Furthermore, the respondents harbor no illusions about the political parties. Sixty-two percent (62%) believe that the Republican Party favors the rich. And only 32% of the public believe that the Democratic Party favors the “middle class.”

One should not be fooled by the dodgy term “middle class,” so popular with class-conflict deniers. Respondents understand the term as roughly synonymous with “working class”: “When it comes to what it takes to be middle class, there is near unanimity in the public that a secure job and the ability to save money are essential for middle-class status.” (Pew)

Thus dissatisfaction is understandable when “middle class” is coupled with the finding that “Majorities of self-identified middle-class (58%) and lower-class adults (73%) say that good jobs are difficult to find.”

An even more recent Pew poll (released 2-10-16) shows a remarkably strong unhappiness with the US economic system (presumably capitalism!): “A substantial majority of Americans – 65% – say the economic system in this country ‘unfairly favors powerful interests.’” Fewer than half as many (31%) say the system “is generally fair to most Americans.”

While rejection of “the establishment” and “business-as-usual” marks a new level of political maturity, it is not accompanied by a comparable ideological clarity; the public shares only a murky vision of alternatives. The expression of dissent through such diverse electoral vehicles as Sanders and Trump demonstrates this point.

Nonetheless, the successes of the Sanders campaign, despite many weaknesses, open up an opportunity for the left in the US. Sanders has successfully and unapologetically embraced words like “socialism” and “revolution” in his campaign narrative. Never mind that he may use the words in a modest, unthreatening way; they have been effectively banned from main stream US political discourse for most of our lives.

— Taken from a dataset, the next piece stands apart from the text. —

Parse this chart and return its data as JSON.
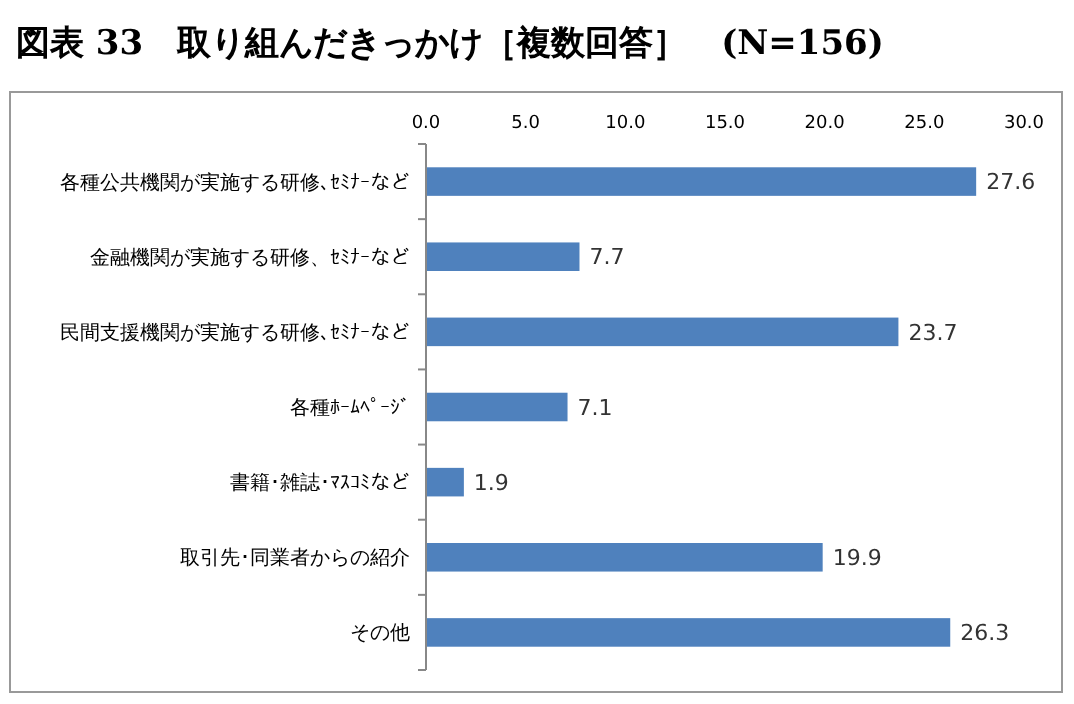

To the shock of many, a Boston Globe survey of New Hampshire Democratic Party primary voters prior to the February 9 vote found that 31% described themselves as “socialist,” over half of those between the ages of 17 and 34 did so as well.

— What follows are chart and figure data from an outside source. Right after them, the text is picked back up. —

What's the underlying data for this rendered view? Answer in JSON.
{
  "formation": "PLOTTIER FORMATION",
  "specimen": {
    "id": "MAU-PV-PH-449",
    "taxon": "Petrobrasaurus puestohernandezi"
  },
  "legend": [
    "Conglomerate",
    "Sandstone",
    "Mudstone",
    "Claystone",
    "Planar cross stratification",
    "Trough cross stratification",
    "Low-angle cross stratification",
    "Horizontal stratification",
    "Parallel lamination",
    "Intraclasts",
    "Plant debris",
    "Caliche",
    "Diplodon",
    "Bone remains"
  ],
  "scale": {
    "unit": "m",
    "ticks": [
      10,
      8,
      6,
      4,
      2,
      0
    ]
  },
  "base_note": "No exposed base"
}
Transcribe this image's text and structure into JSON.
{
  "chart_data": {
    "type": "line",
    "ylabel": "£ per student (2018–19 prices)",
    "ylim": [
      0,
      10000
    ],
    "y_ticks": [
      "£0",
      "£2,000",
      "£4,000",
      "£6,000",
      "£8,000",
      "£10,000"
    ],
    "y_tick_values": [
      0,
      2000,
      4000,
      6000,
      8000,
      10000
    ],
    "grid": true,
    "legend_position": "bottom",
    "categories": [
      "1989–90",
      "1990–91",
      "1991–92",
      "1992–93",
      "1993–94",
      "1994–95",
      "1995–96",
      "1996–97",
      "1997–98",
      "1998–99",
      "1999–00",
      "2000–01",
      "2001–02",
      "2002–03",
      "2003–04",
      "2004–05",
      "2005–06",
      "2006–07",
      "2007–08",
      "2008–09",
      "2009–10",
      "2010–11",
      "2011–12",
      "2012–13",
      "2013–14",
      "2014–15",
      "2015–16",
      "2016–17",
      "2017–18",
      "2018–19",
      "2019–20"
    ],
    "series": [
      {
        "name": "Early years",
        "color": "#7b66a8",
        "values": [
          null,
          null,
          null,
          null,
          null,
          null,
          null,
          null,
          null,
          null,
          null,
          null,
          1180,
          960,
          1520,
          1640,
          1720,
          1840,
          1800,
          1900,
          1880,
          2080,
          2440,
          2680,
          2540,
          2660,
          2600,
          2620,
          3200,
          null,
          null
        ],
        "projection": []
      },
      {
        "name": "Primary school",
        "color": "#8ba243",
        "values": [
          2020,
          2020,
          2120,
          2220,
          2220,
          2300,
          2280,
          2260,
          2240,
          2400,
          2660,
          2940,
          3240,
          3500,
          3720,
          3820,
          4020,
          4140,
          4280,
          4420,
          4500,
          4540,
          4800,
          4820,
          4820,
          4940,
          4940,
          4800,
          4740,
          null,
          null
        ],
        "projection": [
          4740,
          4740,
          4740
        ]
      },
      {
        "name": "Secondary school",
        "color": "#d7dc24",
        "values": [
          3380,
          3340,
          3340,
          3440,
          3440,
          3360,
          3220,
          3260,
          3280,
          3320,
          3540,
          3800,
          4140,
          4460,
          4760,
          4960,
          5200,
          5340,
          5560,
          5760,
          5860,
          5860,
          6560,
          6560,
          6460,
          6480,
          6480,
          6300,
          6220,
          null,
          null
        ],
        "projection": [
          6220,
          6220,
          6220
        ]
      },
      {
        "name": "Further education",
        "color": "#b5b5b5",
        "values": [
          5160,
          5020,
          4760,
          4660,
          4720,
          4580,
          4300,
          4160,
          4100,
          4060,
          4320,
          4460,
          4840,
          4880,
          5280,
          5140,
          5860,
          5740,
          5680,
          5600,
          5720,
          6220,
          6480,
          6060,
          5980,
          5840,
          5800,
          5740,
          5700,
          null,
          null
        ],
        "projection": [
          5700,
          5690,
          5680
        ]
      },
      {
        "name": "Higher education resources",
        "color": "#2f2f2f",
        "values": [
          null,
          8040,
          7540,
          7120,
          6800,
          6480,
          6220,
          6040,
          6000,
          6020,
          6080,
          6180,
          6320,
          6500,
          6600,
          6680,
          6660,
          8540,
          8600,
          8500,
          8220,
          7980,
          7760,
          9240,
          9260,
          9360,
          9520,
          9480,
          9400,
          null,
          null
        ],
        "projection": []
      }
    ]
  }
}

Certainly many only have a hazy idea of socialism, but any one afraid to discuss socialism with others in this climate should surrender her or his leftist badge.

The failure of intense red-baiting to gain traction at this moment is equally remarkable. Consequently, the occasion to interact with an angry electorate looking for fresh answers should not be lost to the socialist left.

While Democratic Party values have inexorably moved rightward over the last 25 years or more, its loyal followers have just as deliberately moved leftward. An NBC/Wall Street Journal poll shows that Democrats describing themselves as “Very Liberal” rose from a mere 9% in the Bill Clinton era (1992) to 22% in 2016. Whatever “Very Liberal” means, it should be fallow ground for those of us offering a fresh alternative. It is surely apparent that the barrier to moving politics leftward is the Democratic Party establishment and the two-party stranglehold on change.

Lest anyone harbor illusions, the insurgencies are very far from victory. The two party establishments are not going to surrender—they will fight ferociously to the end. After all, the two parties belong to the elites and their corporate partners.

On the Republican side, should a corporate Republican fail to rise to successfully challenge Trump, Michael Bloomberg stands in the wings with a threatened independent run. The party’s corporate masters would rather he scuttle the ship temporarily than see Trump set back Republican chances for the next decade, especially with the emerging minority majority.

Should Clinton falter on the Democratic side, Biden is waiting in the wings, ready to accept a hand off. Rigged primaries, media assaults, and other traps lie ahead for Sanders before a stacked convention. We must remember that the Democratic Party doesn’t belong to the people.

The left must offer ideas of substance and clarity, along with bold alternatives, to the young idealists supporting Sanders’ quixotic campaign or they may retreat to indifference and inaction. A lot is possible.